Stakeholders proffer solutions to exam malpractice

BY: Emmanuel Bonney
Wendy Enyonam Addy-Lamptey (inset), Head of National Office of WAEC, addressing the stakeholders. Pictures: Ernest Kodzi
Wendy Enyonam Addy-Lamptey (inset), Head of National Office of WAEC, addressing the stakeholders. Pictures: Ernest Kodzi

Panel members at a stakeholders’ forum in Accra have proposed various measures to deal with examination malpractice in the country.

The measures include leveraging the use of technology with the adoption of computer-assisted examination, writing of examination in larger halls fitted with cameras to accommodate candidates at a go and making 50 per cent of examination questions practicals.

The speakers, who also called for a collective fight, are a Deputy Director-General of the Ghana Education Service (GES), Dr Kwabena Bempah Tandoh; the President of the Conference of Assisted Secondary Schools (CHASS), Alhaji Yakub Abubakar; the former Head of the Test Administration Division (TAD), Nii Christian Johnson, and the current Head of TAD of WAEC, George Ohene-Mantey.


The forum, which was organised by WAEC, was on the theme: “Seventy years of reliable education assessment — The journey, challenges and the way forward”.

In his submission, Dr Tandoh said that examination malpractice was indeed real and that the council was taking technical and strategic steps to address the problem of cheating in the conduct of examination.

He, among other things, mentioned the serialisation of examination questions introduced during the 2021 Basic Education Certification Examination (BECE), saying that the goal of the GES was not only to prepare students to pass examinations but also to prepare them for life.

He said there were punitive measures in place to sanction staff of the GES involved in malpractice so that examination conducted was not compromised.

Alhaji Abubakar, for his part, noted that there was the need to plug any loophole in the transportation of examination papers to the various schools across the country to avoid leakage and malpractice.


Apportioning blame, he said it was not the best since it was not helping the fight against the canker and that there was the need for all to come on board to deal with the problem.

Mr Johnson, who narrated the risky manner questions were transported in the past, said examination leaks and malpractice did not only affect the credibility of examination, it hurt most when staff of the council were linked to them.

He said “we need to raise our game in order to deal with the problem”
Mr Ohene-Mantey said WAEC had ensured that question papers from its end to the various depots were secured with padlocks and seals, among other things.


He said although there could not be 100 per cent security, the council was doing all it could to protect its examination from being compromised.

Leakages and other forms of malpractice, he said, took place outside the offices of WAEC and that 90 per cent of the cases of malpractice occurred when the question papers left the mandate of the council.

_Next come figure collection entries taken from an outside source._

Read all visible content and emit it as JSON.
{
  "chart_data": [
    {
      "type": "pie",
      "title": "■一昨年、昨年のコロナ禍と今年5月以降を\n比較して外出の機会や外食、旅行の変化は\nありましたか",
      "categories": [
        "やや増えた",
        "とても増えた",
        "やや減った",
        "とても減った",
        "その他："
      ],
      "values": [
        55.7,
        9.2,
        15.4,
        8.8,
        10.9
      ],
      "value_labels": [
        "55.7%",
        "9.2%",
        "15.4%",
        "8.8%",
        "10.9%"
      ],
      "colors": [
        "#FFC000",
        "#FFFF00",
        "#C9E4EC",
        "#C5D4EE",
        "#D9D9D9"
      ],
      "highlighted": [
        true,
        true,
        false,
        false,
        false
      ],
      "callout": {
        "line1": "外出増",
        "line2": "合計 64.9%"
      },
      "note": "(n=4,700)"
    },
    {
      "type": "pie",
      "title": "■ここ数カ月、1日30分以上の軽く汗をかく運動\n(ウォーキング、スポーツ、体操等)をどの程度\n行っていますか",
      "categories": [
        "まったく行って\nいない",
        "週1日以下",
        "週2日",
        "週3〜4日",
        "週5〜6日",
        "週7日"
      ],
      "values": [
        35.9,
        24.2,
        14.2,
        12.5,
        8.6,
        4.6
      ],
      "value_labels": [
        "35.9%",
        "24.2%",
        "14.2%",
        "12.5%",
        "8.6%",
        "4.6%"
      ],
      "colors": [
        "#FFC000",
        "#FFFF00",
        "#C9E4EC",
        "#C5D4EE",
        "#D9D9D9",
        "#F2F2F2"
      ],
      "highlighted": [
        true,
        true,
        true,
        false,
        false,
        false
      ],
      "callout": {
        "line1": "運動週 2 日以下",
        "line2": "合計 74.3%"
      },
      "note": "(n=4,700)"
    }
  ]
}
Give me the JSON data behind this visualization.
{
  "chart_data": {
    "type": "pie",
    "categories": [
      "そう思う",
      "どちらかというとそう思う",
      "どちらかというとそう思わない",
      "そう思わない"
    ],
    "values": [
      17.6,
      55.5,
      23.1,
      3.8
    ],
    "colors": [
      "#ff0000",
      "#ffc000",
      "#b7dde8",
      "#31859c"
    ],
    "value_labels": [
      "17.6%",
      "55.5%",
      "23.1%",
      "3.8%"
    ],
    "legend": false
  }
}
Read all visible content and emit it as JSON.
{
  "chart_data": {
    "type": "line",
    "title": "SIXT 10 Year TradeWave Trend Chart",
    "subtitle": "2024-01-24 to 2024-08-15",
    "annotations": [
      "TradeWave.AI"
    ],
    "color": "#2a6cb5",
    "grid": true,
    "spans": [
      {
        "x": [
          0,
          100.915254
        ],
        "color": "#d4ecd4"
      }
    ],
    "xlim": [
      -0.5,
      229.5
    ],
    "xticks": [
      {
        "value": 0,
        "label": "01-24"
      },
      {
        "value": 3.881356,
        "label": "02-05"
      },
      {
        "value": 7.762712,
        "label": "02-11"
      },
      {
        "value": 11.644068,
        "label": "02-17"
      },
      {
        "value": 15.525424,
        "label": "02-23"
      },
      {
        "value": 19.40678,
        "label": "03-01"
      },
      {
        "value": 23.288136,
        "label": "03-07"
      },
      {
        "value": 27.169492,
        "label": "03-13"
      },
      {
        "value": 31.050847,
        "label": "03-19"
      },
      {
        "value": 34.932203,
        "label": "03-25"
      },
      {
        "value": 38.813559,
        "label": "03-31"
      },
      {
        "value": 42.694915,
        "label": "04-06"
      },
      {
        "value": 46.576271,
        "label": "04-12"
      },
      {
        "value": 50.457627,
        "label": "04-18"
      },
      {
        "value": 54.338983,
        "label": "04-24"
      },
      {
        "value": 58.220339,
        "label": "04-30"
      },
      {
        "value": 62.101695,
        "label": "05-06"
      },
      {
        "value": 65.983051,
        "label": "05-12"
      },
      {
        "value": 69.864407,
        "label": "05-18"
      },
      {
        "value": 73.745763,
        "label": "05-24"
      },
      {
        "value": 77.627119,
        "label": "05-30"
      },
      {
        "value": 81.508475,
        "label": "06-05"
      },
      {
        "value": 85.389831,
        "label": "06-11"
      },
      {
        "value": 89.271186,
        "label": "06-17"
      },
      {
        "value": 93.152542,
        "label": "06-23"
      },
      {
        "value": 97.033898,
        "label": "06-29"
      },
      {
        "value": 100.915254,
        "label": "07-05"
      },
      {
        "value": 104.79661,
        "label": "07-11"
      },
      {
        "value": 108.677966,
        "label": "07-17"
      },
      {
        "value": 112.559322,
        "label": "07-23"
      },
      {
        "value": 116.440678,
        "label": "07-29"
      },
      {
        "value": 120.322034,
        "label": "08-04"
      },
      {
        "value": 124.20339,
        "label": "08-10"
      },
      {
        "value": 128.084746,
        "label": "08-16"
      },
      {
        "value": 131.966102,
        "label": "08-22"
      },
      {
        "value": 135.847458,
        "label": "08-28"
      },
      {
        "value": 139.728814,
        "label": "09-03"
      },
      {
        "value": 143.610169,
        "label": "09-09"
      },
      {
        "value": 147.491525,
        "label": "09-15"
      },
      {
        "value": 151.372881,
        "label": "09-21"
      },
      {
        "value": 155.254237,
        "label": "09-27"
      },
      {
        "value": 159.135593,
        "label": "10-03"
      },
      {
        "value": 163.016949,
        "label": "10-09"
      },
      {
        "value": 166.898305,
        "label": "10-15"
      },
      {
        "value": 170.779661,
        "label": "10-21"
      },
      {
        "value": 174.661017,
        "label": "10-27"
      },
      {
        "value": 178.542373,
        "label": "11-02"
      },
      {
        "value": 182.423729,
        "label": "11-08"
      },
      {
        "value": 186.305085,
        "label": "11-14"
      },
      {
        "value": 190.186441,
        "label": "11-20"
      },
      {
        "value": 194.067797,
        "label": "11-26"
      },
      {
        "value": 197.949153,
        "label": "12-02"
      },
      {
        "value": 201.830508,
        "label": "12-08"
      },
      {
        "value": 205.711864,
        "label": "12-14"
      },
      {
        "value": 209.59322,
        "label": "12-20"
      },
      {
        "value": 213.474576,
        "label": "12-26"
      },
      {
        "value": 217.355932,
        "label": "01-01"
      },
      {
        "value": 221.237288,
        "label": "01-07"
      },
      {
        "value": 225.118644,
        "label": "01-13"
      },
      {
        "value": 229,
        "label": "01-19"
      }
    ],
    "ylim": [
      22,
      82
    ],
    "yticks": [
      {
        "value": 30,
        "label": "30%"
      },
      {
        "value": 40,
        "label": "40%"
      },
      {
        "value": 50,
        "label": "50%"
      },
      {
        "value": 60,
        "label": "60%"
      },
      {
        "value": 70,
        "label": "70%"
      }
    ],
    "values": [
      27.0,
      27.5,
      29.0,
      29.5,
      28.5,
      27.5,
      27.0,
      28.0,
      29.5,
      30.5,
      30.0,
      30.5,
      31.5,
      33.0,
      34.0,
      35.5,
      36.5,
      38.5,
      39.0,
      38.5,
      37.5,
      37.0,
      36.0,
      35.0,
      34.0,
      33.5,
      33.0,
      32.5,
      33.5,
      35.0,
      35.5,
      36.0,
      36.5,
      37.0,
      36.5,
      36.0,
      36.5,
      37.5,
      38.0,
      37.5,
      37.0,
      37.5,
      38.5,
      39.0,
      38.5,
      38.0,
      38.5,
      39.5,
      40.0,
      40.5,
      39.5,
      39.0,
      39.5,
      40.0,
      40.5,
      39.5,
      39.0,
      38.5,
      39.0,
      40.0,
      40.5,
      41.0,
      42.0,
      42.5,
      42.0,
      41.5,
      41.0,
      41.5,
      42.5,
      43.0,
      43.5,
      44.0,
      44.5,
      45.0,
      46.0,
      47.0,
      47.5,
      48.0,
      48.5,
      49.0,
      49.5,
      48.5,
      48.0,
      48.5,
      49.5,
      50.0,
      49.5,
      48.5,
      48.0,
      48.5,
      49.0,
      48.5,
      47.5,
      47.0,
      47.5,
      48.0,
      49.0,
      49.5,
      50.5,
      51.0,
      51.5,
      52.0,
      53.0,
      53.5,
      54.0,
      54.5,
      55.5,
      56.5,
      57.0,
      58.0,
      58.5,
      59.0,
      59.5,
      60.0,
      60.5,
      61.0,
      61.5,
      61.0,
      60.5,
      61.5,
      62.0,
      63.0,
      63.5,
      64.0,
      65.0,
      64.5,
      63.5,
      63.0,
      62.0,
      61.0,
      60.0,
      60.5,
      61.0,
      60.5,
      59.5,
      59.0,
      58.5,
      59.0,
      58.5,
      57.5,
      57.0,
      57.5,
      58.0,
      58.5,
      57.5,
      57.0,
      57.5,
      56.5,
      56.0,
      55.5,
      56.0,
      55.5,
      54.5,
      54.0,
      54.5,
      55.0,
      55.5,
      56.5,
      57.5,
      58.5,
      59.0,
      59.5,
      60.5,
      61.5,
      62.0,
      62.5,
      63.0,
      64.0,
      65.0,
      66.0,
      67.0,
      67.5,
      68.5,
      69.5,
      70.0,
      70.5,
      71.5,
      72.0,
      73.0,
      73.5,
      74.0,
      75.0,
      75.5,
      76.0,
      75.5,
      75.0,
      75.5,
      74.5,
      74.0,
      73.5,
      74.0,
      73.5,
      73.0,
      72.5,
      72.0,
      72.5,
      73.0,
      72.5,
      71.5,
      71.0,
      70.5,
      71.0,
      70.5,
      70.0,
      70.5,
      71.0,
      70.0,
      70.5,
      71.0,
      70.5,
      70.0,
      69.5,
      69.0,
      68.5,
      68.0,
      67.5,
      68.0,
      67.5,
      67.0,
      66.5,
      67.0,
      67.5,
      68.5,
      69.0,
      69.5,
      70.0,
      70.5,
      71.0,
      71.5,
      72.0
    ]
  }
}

The Head of National Office of WAEC, Wendy Enyonam Addy-Lamptey, cautioned candidates and the general public to be mindful of the activities of rogue websites so that they were not misled, with the on-going West African Senior School Certificate Examination (WASSCE).

The council, she said was collaborating with the national security agencies with respect to the various aspects of administration of the examination.


The Director-General of the GES, Professor Kwasi Opoku-Amankwa, commended WAEC for the organisation of the forum, aimed at promoting the sanctity of examination conducted.